Tuesday, April 28, 2009

Barbara Kirshenblatt-Gimblett to lecture in NYC about Museum of the History of Polish Jews

Barbara Kirshenblatt-Gimblett to lecture in NYC on May 6th about Museum of the History of Polish Jews
by Samuel D. Gruber


(ISJM) New York University Professor Barbara Kirshenblatt-Gimblett will speak at Temple Emanuel in New York City at 6:30 pm on May 6th about "Creating the Museum of the History of Polish Jews: A Work in Progress " Barbara is head of the international core exhibition planning team the long-awaited Warsaw Museum, where groundbreaking took place in 2007 and which is expected to open in 2011. She will discuss the challenges and methods for creating a narrative for this important museum.


I had the opportunity to hear Barbara speak twice about the new museum at conferences last fall, and to share a seven-hour car ride with her (and Sergey Kravtsov) from Poland to Ukraine. I was impressed with the vision for the new museum’s presentation, and with the apparent competence with which it is being implemented. Barbara is a great story teller, and I am sure in her New York lecture she will inform and entertain.

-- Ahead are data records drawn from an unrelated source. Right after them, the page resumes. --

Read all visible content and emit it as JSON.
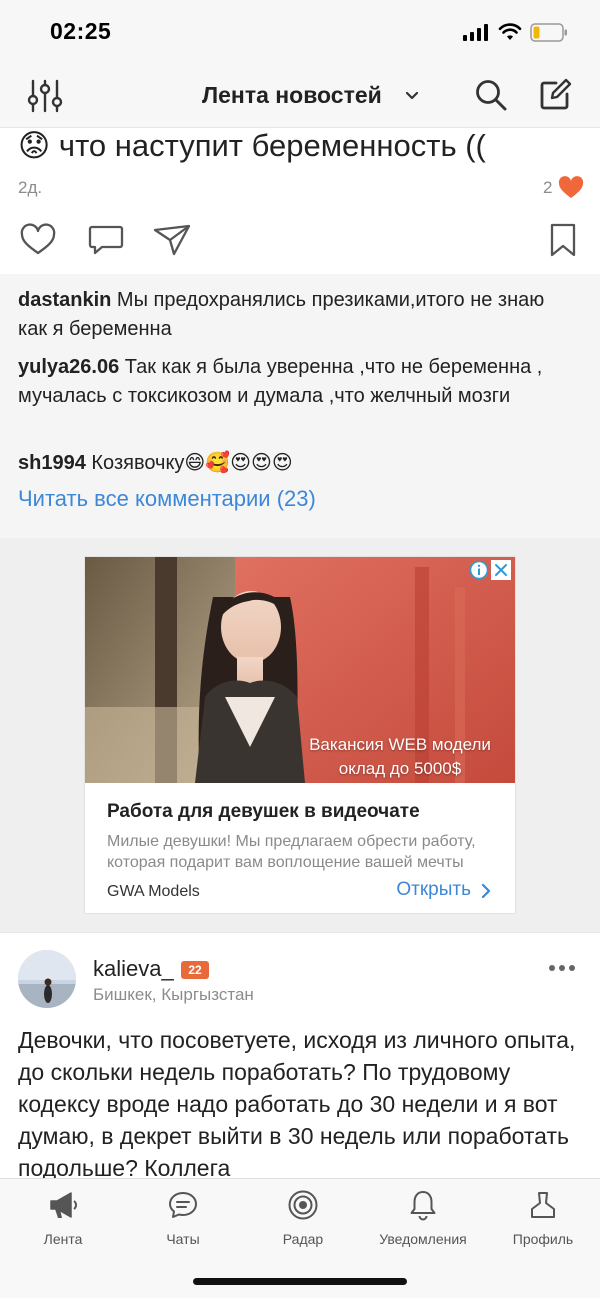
{
  "status_bar": {
    "time": "02:25"
  },
  "header": {
    "title": "Лента новостей"
  },
  "post1": {
    "text_fragment": "😟 что наступит беременность ((",
    "time": "2д.",
    "likes": "2"
  },
  "comments": [
    {
      "user": "dastankin",
      "text": " Мы предохранялись презиками,итого не знаю как я беременна"
    },
    {
      "user": "yulya26.06",
      "text": " Так как я была уверенна ,что не беременна , мучалась с токсикозом и думала ,что желчный мозги"
    },
    {
      "user": "sh1994",
      "text": " Козявочку😄🥰😍😍😍"
    }
  ],
  "read_all": "Читать все комментарии (23)",
  "ad": {
    "overlay_line1": "Вакансия WEB модели",
    "overlay_line2": "оклад до 5000$",
    "headline": "Работа для девушек в видеочате",
    "description": "Милые девушки! Мы предлагаем обрести работу, которая подарит вам воплощение вашей мечты",
    "brand": "GWA Models",
    "cta": "Открыть"
  },
  "post2": {
    "author": "kalieva_",
    "badge": "22",
    "location": "Бишкек, Кыргызстан",
    "text": "Девочки, что посоветуете, исходя из личного опыта, до скольки недель поработать? По трудовому кодексу вроде надо работать до 30 недели и я вот думаю, в декрет выйти в 30 недель или поработать подольше? Коллега"
  },
  "tabs": [
    {
      "label": "Лента",
      "icon": "megaphone-icon",
      "active": true
    },
    {
      "label": "Чаты",
      "icon": "chat-icon"
    },
    {
      "label": "Радар",
      "icon": "radar-icon"
    },
    {
      "label": "Уведомления",
      "icon": "bell-icon"
    },
    {
      "label": "Профиль",
      "icon": "profile-icon"
    }
  ],
  "colors": {
    "accent": "#3d88d6",
    "heart": "#f0683a",
    "badge": "#e86a3a"
  }
}
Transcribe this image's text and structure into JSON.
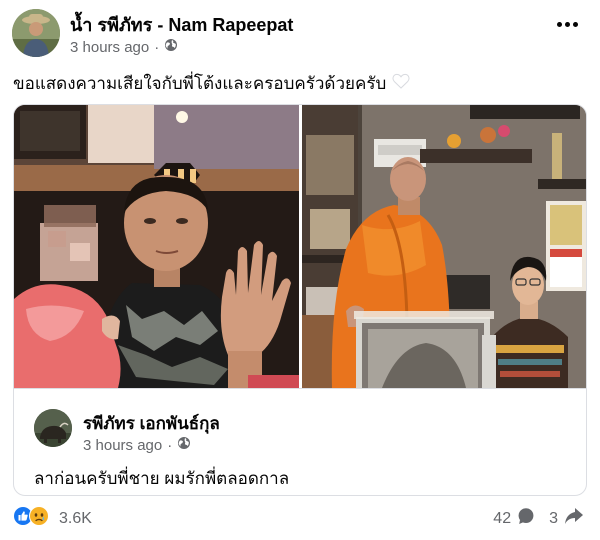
{
  "post": {
    "author": "น้ำ รพีภัทร - Nam Rapeepat",
    "time": "3 hours ago",
    "dot": "·",
    "caption": "ขอแสดงความเสียใจกับพี่โต้งและครอบครัวด้วยครับ",
    "more_icon": "more-dots-icon",
    "privacy_icon": "globe-icon"
  },
  "shared": {
    "author": "รพีภัทร เอกพันธ์กุล",
    "time": "3 hours ago",
    "dot": "·",
    "text": "ลาก่อนครับพี่ชาย ผมรักพี่ตลอดกาล",
    "photos": [
      "photo-man-with-child",
      "photo-monk-with-man-and-frame"
    ]
  },
  "reactions": {
    "icons": [
      "like-icon",
      "sad-icon"
    ],
    "total": "3.6K"
  },
  "stats": {
    "comments": "42",
    "shares": "3"
  },
  "colors": {
    "text": "#050505",
    "secondary": "#65676b",
    "like_blue": "#1877f2",
    "sad_yellow": "#f7b125",
    "robe_orange": "#e9741d"
  }
}
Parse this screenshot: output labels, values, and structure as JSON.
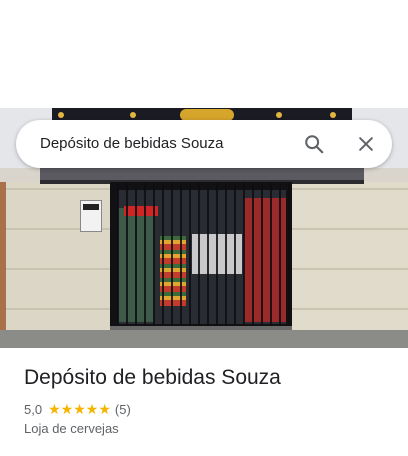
{
  "search": {
    "query": "Depósito de bebidas Souza",
    "search_icon": "search-icon",
    "close_icon": "close-icon"
  },
  "place": {
    "photo_description_icon": "storefront-photo",
    "name": "Depósito de bebidas Souza",
    "rating": "5,0",
    "stars": 5,
    "review_count": "(5)",
    "category": "Loja de cervejas"
  },
  "colors": {
    "star": "#f4b400",
    "title_text": "#202124",
    "secondary_text": "#5f6368"
  }
}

The museum site is in the area of the former Warsaw Ghetto, immediately across from the Warsaw Uprising Monument, designed by Natan Rapoport. Currently, there is a large blue tent – the OHEL – on the spot, as a site of small exhibitions and educational programming.



Amazingly, that grand, simple and now iconic monument continues to be the most visible and expressive source of information and misrepresentation about Jewish history in Poland’s capital (I say this in no way to denigrate the position and thoughtful efforts of the Jewish Historical Institute, but only to recognize that public role of the Uprising Monument).


The stated purpose of the museum is to preserve "the lasting legacy of Jewish life in Poland and of the civilization created by Polish Jews in the course of a millennium." In short, the museum must convey everything (well, at least some of) the rich and complex and long and contradictory material the Monument avoid. This is to be done in a number of innovative ways. Many of the exhibitions have to be composites, synopses or surrogates – since the Jewish history of Poland is so vast and deep. The Museum must balance the documentary and the material, and the stories of a culture and civilization’s building, and its destruction.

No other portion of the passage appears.